DU MOT MOINDRE ET DE QUELQUES UNS DE SES AVATARS LES PLUS COURANTS



Il y a tout un tas de choses à propos desquels il me serait rigoureusement impossible d'écrire le moindre mot, disait Luigi Éden-Théa. Je ne sais strictement rien des progrès de la médecine en Inde au XVIIème siècle… Je suis incapable de citer trois, deux voire un seul poète coréen contemporain… Je ne comprends rien aux effets climatiques déclenchés par ce El Niño et sa soi-disant petite sœur… Je ne parle pas japonais… Je ne parle pas peul… Je ne parle pas luxembourgeois et je ne parle même pas alsacien… Je ne sais pas faire la fameuse purée de Joël Robuchon… Je ne sais pas ouvrir les huitres… Et il y a tout un tas de livres dans ma bibliothèque que je n'ai pas lus jusqu'au bout, que je n'ai pas lus du tout, disait-il. Pourtant, pourtant ! sans vanité aucune, je sais bien que, même à partir de là —c'est-à-dire du rien, du vide du creux qui m'étreint à l'instant même— je pourrais écrire un truc, tout un texte —un textule— avec des pleins et des déliés dedans, des mots et des mots et des mots mis ensemble pour se faire plaisir, passer un petit moment entre amis à grignoter des tapas ou à boire l'apéritif autour d'une feuille blanche. Je le sais ça, disait Éden-Théa. J'ai ça dans les mains. Mais bien loin de m'en sentir toujours capable, nanti de je ne sais quelle forme de momerie littéraire digne d'un fort des halles je sais aussi que le contraire est vrai. Que je passe mon temps à écrire avec une gomme, à effacer, à brûler mes vaisseaux et à oublier d'écrire… C'est simplement le fait de jouer, c'est tout, disait-il.
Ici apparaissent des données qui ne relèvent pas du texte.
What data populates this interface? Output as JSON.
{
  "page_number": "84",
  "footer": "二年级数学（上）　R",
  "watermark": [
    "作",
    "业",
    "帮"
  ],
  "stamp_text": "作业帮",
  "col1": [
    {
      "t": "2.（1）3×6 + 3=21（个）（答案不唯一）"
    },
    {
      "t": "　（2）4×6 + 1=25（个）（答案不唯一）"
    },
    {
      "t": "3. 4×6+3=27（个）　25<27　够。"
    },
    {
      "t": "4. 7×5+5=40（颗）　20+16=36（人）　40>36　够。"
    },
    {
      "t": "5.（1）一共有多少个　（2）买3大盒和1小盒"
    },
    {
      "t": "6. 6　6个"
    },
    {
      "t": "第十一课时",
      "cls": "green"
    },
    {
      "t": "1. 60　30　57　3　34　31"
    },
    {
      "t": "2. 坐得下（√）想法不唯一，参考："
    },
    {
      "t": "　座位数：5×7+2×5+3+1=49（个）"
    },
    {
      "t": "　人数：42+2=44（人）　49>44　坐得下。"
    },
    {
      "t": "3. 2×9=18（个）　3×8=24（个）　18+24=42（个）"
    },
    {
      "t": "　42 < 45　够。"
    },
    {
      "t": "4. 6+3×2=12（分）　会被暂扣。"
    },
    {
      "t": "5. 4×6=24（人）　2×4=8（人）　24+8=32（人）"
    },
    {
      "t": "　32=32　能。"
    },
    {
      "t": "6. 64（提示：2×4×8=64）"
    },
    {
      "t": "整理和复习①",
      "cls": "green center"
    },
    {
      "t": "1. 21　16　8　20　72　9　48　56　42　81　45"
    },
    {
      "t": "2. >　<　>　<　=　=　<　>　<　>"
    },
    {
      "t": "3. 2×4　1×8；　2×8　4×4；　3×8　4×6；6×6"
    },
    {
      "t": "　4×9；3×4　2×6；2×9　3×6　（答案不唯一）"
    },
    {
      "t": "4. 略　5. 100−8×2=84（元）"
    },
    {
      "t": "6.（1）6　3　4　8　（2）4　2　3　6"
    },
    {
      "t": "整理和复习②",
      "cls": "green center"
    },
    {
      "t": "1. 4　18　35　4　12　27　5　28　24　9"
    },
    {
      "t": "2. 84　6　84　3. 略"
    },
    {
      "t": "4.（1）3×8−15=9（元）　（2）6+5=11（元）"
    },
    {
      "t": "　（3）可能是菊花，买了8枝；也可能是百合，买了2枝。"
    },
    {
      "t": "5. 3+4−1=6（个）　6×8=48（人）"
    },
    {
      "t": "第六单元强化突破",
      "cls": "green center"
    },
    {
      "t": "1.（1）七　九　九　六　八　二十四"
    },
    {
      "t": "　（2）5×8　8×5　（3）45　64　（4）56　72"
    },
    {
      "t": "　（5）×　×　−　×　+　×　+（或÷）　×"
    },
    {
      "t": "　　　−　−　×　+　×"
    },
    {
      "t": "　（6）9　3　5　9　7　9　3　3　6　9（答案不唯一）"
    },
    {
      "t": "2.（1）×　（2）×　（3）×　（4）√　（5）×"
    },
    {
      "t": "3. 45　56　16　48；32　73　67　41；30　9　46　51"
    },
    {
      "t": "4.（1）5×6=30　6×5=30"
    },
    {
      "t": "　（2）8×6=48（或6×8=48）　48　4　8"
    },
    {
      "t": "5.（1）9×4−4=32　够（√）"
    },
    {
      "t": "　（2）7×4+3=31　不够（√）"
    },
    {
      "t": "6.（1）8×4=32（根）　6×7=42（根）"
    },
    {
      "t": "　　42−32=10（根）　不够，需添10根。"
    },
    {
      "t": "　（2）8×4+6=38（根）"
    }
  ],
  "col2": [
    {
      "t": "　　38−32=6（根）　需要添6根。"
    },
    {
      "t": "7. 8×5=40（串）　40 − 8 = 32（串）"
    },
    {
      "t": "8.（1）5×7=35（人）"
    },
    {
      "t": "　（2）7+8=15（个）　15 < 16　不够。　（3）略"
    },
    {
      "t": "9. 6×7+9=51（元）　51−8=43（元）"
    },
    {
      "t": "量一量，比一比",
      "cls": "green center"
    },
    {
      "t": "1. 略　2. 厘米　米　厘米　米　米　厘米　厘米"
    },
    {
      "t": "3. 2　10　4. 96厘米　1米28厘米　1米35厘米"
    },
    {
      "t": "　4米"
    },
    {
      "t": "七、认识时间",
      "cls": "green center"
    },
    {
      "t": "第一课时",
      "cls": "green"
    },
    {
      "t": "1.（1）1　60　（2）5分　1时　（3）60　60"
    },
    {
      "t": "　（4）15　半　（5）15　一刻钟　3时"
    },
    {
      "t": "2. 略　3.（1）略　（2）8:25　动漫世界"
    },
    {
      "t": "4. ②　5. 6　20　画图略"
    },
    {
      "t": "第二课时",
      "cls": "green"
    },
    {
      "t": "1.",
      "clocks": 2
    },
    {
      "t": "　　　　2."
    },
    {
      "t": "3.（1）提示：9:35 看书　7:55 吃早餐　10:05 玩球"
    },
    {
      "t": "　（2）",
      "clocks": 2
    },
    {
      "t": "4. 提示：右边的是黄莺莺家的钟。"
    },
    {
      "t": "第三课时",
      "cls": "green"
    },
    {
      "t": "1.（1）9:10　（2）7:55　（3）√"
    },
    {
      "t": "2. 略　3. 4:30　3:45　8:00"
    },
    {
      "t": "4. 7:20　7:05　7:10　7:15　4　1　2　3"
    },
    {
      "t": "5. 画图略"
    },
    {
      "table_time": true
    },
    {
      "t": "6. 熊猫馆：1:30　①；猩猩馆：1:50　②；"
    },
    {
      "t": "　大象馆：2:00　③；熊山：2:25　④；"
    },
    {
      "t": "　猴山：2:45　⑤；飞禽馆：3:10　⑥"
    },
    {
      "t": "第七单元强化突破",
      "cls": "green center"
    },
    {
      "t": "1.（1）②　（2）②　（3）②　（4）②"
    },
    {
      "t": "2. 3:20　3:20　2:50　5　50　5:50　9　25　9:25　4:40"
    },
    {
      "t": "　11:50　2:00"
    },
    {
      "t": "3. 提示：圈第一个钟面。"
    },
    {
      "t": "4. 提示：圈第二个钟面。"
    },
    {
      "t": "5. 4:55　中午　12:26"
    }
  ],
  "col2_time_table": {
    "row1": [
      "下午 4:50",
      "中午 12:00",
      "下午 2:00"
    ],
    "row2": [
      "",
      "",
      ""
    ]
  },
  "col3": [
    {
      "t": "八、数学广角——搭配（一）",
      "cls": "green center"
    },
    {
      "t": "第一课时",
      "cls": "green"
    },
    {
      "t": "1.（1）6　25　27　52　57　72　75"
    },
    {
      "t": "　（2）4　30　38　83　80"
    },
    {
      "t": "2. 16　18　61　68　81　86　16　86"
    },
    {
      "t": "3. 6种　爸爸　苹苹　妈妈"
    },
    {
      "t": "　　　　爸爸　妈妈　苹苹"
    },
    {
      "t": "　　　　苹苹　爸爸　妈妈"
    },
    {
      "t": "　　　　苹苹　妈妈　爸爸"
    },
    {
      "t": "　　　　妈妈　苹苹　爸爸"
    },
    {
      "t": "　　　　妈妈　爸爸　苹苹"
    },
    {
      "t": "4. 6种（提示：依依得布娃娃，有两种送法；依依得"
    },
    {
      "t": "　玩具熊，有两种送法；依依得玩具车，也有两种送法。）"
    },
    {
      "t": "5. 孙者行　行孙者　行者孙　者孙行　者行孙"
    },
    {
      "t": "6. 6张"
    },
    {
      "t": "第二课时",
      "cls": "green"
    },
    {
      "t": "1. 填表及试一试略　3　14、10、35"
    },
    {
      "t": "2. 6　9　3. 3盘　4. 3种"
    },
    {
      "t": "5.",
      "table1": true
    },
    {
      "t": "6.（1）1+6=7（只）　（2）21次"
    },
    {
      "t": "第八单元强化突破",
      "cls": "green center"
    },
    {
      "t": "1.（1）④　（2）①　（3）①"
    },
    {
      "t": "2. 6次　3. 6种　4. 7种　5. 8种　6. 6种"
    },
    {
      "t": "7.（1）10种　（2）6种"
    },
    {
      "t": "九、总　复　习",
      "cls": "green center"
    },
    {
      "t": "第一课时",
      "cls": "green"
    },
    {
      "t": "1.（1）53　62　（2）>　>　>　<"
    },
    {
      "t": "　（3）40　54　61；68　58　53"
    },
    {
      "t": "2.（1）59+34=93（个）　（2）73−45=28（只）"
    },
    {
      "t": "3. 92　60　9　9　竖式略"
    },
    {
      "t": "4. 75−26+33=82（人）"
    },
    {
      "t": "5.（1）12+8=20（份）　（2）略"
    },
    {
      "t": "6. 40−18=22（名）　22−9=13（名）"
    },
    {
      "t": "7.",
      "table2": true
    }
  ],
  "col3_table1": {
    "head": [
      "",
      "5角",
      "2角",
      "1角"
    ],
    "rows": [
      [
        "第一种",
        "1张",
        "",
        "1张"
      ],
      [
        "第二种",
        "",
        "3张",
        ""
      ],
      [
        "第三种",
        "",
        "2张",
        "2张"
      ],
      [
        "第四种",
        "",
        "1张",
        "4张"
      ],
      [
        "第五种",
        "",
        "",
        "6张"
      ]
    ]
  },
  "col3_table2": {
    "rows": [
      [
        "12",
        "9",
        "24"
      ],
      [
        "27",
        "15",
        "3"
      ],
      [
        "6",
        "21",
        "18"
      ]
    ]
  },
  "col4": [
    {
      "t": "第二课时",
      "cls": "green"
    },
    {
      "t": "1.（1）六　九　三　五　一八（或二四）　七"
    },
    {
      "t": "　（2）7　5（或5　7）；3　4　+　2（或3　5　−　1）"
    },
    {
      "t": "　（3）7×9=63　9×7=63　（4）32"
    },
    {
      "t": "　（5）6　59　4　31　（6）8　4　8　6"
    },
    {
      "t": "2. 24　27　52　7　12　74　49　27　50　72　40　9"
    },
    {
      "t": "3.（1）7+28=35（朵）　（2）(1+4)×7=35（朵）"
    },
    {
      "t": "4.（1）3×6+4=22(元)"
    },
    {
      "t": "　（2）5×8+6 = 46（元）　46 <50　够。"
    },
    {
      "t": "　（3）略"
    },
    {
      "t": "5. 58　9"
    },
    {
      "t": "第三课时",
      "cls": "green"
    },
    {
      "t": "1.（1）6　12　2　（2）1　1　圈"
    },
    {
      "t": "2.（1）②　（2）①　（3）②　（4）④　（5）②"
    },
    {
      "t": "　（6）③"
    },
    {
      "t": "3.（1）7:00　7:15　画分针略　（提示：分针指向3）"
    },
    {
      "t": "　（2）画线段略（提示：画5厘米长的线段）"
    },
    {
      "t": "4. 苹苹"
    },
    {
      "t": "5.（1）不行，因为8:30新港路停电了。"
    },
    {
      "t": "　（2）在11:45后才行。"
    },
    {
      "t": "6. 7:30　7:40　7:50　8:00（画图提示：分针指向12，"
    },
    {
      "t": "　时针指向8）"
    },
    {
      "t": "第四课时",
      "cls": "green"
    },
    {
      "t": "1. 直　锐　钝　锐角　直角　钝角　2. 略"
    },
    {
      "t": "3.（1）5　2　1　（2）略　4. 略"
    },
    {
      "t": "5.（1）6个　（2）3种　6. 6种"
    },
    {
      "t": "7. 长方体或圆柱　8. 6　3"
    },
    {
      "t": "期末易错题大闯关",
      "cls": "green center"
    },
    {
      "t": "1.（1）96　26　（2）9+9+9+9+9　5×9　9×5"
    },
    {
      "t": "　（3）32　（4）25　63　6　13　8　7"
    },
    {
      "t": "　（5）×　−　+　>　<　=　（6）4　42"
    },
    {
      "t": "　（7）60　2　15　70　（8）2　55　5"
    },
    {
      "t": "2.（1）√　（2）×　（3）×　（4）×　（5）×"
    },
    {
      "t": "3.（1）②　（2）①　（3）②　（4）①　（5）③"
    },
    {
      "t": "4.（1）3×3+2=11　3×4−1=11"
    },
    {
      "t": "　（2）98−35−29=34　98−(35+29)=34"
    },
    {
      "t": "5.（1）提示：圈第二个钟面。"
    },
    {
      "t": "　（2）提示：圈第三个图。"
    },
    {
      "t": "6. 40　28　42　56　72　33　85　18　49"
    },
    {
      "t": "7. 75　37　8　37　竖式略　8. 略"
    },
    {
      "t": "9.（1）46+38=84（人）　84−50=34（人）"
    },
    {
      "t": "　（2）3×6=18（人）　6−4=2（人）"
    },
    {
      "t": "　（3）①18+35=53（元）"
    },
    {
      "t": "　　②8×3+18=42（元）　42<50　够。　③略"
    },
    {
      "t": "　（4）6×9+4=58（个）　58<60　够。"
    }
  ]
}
Il se fait qu'en ouvrant la bouche, en allumant l'ordinateur ou en pointant la plume je voie la possibilité d'un tapis se dérouler devant moi, celle d'un escalier surgir, et celles de phrases entières perforer la croûte épaisse du réel, et toutes armées jaillir de la cuisse du fragment ordinaire, de celle de la fraction de seconde ou de l'anfractuosité silencieuse. Il ne s'agit pas d'écrire à partir de l'impossible. Il ne s'agit pas de dire l'ineffable. Il s'agit juste de partir. De faire-fable. Et telle une puce sur un chien, il s'agit de sauter sur le moindre mot et de gagner son sang quotidien, disait-il.